We wished to say something about the way in which scientific men, worthy of the name, hold hypotheses and theories, using them for the purpose of investigation and the collocation of facts, yielding or withholding assent in degrees or provisionally, according to the amount of verification or likelihood, or holding it long in suspense; which is quite in contrast to that of amateurs and general speculators (not that we reckon Dr. Dawson in this class), whose assent or denial seldom waits, or endures qualification.

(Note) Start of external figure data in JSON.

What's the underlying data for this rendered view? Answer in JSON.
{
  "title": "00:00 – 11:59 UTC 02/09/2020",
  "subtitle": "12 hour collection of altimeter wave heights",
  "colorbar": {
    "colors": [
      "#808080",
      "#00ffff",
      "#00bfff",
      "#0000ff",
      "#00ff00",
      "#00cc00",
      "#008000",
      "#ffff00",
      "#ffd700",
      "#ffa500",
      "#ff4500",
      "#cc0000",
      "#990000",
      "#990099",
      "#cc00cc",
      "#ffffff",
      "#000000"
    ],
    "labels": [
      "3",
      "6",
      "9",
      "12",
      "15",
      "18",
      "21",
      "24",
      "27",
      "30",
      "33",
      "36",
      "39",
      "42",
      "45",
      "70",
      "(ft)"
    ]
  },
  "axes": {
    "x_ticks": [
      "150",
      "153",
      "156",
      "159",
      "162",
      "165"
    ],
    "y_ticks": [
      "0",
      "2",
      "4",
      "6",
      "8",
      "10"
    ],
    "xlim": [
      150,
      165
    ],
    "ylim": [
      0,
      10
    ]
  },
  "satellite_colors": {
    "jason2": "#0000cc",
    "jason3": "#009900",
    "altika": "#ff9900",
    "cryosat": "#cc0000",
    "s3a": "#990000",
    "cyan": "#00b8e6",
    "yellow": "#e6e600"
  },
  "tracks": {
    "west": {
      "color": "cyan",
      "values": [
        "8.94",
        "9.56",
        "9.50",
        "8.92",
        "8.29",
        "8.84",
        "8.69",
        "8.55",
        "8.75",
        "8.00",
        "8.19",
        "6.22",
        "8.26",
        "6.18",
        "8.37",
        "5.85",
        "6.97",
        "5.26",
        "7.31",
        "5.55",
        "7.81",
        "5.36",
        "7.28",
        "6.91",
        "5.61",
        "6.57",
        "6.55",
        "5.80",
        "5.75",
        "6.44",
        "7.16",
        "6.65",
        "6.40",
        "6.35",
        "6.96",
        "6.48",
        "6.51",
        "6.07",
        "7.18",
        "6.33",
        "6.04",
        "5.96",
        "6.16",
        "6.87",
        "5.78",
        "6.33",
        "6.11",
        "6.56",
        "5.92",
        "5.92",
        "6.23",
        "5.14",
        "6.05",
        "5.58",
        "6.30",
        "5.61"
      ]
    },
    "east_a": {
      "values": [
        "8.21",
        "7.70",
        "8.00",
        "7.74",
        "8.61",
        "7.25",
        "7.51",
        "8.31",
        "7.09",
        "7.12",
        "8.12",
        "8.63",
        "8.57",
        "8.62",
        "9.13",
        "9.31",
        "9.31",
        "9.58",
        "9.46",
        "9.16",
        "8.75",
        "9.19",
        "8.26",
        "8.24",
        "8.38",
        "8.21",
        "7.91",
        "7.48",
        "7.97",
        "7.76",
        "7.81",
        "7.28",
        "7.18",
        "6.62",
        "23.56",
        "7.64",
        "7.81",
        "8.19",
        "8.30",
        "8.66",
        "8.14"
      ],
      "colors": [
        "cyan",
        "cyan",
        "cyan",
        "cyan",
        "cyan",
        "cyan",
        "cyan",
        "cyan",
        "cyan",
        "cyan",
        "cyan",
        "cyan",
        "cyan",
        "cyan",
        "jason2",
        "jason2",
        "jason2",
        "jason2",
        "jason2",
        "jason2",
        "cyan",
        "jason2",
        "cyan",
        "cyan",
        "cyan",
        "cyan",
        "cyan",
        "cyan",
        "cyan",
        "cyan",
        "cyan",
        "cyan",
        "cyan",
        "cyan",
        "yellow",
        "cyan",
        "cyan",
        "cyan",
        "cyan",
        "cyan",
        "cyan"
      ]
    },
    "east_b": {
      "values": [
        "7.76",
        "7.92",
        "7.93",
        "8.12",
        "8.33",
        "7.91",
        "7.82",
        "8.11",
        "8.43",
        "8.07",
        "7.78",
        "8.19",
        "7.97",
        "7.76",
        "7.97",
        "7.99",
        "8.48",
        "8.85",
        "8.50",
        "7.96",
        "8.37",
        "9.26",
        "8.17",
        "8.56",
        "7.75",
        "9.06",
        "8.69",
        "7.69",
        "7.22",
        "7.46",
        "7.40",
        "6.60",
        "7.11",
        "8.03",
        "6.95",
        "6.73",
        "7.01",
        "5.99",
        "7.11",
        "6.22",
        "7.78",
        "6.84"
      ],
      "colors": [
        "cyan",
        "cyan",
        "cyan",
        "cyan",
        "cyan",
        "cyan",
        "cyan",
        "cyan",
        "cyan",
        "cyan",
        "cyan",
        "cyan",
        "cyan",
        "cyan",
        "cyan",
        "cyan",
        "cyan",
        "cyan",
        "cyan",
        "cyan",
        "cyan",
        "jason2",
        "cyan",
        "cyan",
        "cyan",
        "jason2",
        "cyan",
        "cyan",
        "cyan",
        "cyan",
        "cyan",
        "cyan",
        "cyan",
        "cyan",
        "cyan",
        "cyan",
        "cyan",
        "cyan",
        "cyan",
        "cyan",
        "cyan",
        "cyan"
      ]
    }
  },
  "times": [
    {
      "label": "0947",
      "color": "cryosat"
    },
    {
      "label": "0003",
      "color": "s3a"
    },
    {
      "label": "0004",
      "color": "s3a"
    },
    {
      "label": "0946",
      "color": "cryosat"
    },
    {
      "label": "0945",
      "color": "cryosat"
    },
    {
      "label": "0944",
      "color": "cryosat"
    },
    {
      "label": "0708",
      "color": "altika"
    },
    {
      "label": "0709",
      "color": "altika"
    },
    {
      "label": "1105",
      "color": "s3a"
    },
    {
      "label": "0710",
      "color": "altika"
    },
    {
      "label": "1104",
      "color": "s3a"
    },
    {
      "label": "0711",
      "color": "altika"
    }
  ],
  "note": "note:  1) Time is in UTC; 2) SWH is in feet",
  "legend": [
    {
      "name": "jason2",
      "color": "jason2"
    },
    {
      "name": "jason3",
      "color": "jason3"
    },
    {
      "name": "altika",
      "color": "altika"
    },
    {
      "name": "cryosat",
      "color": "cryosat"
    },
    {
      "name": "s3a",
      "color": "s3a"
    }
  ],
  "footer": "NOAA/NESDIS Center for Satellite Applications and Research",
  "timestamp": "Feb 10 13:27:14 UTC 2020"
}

With them it must on all occasions be yea or nay only, according to the letter of the Scriptural injunction, and whatsoever is less than this, or between the two, cometh of evil.
VII
EVOLUTION AND
Theology [vii-1]
(The Nation, January 15, 1874)
The attitude of theologians toward doctrines of evolution, from the nebular hypothesis down to “Darwinism,” is no less worthy of consideration, and hardly less diverse, than that of naturalists. But the topic, if pursued far, leads to questions too wide and deep for our handling here, except incidentally, in the brief notice which it falls in our way to take of the Rev. George Henslow’s recent volume on “The Theory of Evolution of Living Things.” This treatise is on the side of evolution, “considered as illustrative of the wisdom and beneficence of the Almighty.” It was submitted for and received one of the Actonian prizes recently awarded by the Royal Institution of Great Britain. We gather that the staple of a part of it is worked up anew from some earlier discourses of the author upon “Genesis and Geology,” “Science and Scripture not antagonistic,” etc.